“Yes.”
“No, you idiot, it’s not yes. How could it be a Zeppelin signal when, according to the conversation which I overheard, the signal had already been given twice before the war. Besides, is it really a signal?”
“No.”
“How do you mean, no? What else could it be, you silly ass? You’d do better to hold your tongue and listen to me, all the more as you don’t even know what it’s all about. . . . No more do I, for that matter, and I confess that I’m at an utter loss. Lord, it’s a complicated business, and I’m not much of a hand at solving these problems.”

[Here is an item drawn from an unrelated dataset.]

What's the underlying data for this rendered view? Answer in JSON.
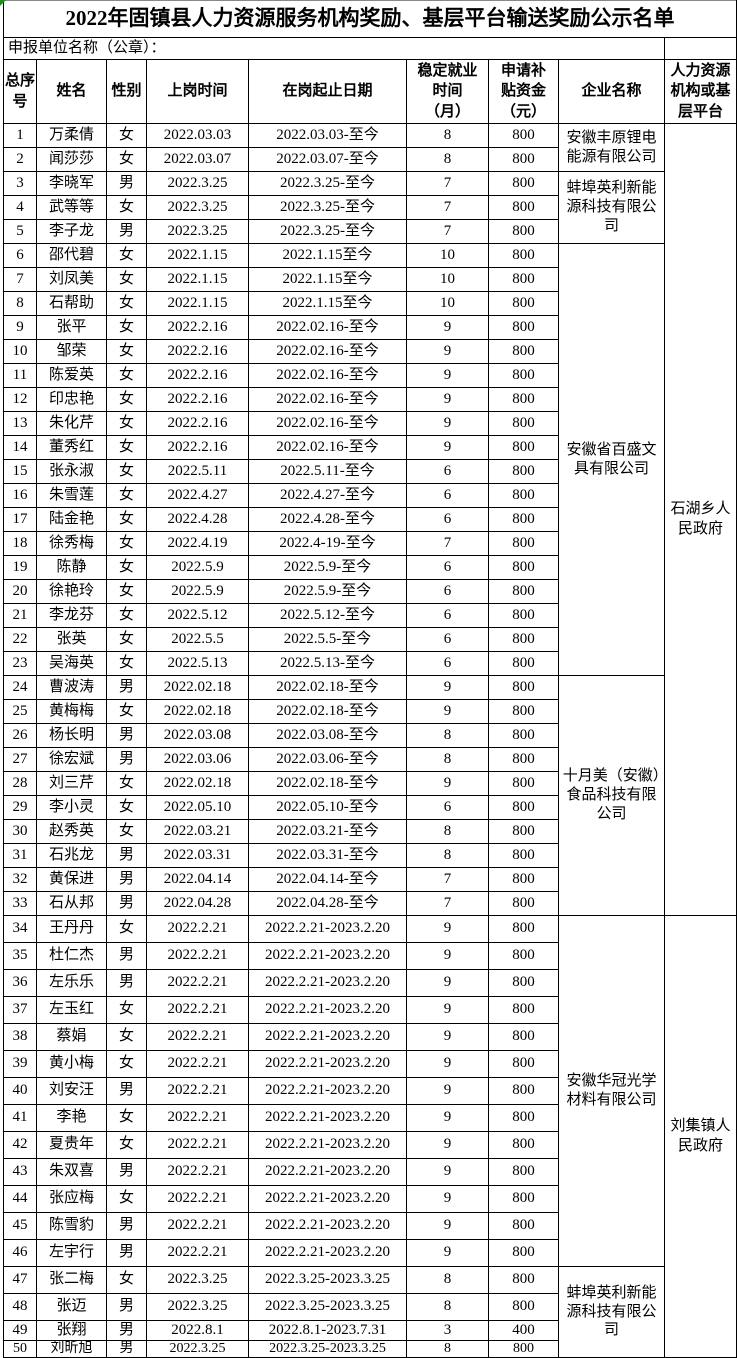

Patrice Belval was even more perplexed when he came to the bottom of the Rue de la Tour. There were several roads in front of him, and he did not know which to take. Moreover, though he was in the middle of Passy, not a spark shone in the dark sky.
“It’s finished, I expect,” he said, “and we’ve had our trouble for nothing. It’s your fault, Ya-Bon. If you hadn’t made me lose precious moments in snatching you from the arms of your beloved we should have arrived in time. I admit Angèle’s charms, but, after all . . .”
He took his bearings, feeling more and more undecided. The expedition undertaken on chance and with insufficient information was certainly yielding no results; and he was thinking of abandoning it when a closed private car came out of the Rue Franklin, from the direction of the Trocadéro, and some one inside shouted through the speaking-tube:
“Bear to the left . . . and then straight on, till I stop you.”
Now it appeared to Captain Belval that this voice had the same foreign inflection as one of those which he had heard that morning at the restaurant.
“Can it be the beggar in the gray hat,” he muttered, “one of those who tried to carry off Little Mother Coralie?”